After Revolutions of 1848 in the Austrian Empire a modern municipal division was introduced in the re-established Austrian Silesia. The village as a municipality was subscribed to the political and legal district of Cieszyn. According to the censuses conducted in 1880, 1890, 1900 and 1910 the population of the municipality grew from 249 in 1880 to 274 in 1910 with a majority being native Polish-speakers (99.3%-100%) in 1900 accompanied by 2 Czech-speaking people. In terms of religion in 1910 majority were Protestants (78.8%), followed by Roman Catholics (20.8%). The village was also traditionally inhabited by Cieszyn Vlachs, speaking Cieszyn Silesian dialect.

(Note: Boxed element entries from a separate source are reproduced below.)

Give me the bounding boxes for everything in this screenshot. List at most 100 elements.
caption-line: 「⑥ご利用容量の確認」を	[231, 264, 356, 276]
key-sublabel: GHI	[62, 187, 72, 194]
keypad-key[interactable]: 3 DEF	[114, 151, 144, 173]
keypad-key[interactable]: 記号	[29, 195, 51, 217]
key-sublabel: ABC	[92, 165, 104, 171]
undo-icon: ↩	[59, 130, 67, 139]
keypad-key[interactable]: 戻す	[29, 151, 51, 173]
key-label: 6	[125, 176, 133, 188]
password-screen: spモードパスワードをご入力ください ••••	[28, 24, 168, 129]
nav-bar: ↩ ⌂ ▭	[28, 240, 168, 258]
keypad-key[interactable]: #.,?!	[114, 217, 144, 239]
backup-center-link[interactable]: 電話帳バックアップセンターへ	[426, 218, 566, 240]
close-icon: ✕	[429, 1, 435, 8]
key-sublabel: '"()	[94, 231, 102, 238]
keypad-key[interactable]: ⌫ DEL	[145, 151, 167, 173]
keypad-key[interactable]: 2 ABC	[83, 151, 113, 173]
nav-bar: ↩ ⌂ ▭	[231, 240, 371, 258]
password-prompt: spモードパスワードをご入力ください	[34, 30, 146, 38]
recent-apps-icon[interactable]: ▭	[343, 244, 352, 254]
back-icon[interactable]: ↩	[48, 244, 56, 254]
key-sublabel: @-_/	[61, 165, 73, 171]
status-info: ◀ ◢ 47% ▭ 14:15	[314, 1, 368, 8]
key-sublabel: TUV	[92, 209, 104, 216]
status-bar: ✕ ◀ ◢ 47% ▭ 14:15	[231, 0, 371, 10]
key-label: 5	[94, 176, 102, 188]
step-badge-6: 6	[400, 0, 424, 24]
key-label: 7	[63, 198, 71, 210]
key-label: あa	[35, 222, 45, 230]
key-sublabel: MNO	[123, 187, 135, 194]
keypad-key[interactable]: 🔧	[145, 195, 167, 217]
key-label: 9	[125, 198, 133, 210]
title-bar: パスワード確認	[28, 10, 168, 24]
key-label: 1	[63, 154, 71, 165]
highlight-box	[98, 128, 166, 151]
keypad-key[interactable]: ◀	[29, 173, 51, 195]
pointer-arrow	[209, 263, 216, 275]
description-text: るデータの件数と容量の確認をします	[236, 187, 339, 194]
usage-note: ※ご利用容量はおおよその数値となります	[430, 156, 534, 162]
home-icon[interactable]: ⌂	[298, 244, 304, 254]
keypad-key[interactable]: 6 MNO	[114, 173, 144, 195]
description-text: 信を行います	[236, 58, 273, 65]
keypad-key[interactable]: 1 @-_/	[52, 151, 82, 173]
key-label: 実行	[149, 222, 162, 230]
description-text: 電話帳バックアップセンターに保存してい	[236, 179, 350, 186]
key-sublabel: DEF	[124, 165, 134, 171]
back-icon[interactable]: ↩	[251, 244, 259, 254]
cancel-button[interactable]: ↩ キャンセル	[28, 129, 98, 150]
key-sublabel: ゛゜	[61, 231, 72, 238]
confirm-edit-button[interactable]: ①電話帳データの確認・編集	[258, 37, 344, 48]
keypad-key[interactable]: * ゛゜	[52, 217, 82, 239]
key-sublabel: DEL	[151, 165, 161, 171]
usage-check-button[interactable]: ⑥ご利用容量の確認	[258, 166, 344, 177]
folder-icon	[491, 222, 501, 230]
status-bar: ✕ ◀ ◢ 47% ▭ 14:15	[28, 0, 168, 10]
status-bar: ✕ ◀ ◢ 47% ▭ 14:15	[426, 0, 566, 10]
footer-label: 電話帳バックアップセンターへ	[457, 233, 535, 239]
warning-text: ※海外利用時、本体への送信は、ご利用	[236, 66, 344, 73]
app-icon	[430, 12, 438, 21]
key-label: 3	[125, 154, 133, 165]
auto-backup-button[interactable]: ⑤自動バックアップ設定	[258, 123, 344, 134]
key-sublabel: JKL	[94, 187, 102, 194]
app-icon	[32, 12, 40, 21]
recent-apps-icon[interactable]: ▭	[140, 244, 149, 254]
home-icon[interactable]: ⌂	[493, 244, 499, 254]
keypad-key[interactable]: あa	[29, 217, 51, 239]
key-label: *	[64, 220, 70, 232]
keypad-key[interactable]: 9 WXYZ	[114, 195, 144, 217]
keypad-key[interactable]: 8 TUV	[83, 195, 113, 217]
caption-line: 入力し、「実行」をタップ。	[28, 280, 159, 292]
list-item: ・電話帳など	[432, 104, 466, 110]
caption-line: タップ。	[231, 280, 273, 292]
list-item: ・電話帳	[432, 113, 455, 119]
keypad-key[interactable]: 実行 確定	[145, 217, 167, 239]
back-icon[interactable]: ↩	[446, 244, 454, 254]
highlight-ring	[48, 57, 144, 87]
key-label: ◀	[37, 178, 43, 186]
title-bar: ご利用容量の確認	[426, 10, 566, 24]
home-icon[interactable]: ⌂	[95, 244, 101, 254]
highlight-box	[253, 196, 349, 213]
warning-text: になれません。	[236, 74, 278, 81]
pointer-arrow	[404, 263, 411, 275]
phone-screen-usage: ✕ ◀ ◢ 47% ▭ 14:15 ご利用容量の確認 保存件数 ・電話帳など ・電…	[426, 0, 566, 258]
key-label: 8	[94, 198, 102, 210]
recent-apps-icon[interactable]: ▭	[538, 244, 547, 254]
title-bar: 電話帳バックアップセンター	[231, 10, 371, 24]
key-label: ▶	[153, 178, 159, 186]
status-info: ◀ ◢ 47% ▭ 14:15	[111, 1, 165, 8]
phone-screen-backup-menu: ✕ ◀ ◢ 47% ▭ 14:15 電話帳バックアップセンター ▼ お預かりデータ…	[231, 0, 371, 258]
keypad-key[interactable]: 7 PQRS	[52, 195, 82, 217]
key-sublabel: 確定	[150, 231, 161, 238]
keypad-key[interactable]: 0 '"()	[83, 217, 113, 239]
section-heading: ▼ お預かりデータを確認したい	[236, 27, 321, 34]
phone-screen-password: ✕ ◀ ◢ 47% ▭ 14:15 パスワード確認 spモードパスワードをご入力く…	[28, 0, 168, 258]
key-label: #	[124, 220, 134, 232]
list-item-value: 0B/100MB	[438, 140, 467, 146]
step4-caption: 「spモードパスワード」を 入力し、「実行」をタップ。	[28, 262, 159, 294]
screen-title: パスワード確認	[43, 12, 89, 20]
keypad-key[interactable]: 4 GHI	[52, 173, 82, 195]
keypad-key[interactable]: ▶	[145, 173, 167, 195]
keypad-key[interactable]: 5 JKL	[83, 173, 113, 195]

There wasn't a school in the village and local children were forced to attend schools in surrounding villages, mostly in Puńców. Number of children rose and economic situation of the village improved, so in 1902 local villagers decided to build their own school. It was finished in 1907 and served local community since that year. It was naturally a Polish school as at that time Kojkowice was ethnically 100% Polish. It served 54 years and was closed in 1961 due to the lack of children.

After World War I, fall of Austria-Hungary, Polish–Czechoslovak War and the division of Cieszyn Silesia in 1920, it became a part of Czechoslovakia. Following the Munich Agreement, in October 1938 together with the Zaolzie region it was annexed by Poland, administratively adjoined to Cieszyn County of Silesian Voivodeship. It was then annexed by Nazi Germany at the beginning of World War II. After the war it was restored to Czechoslovakia.

Czech school in Kojkovice was built in 1932 and was one of the last Czech schools built in Zaolzie at that time. It was closed in 1961 also due to the lack of children.

== People ==
Polish historian Stanisław Zahradnik was born here.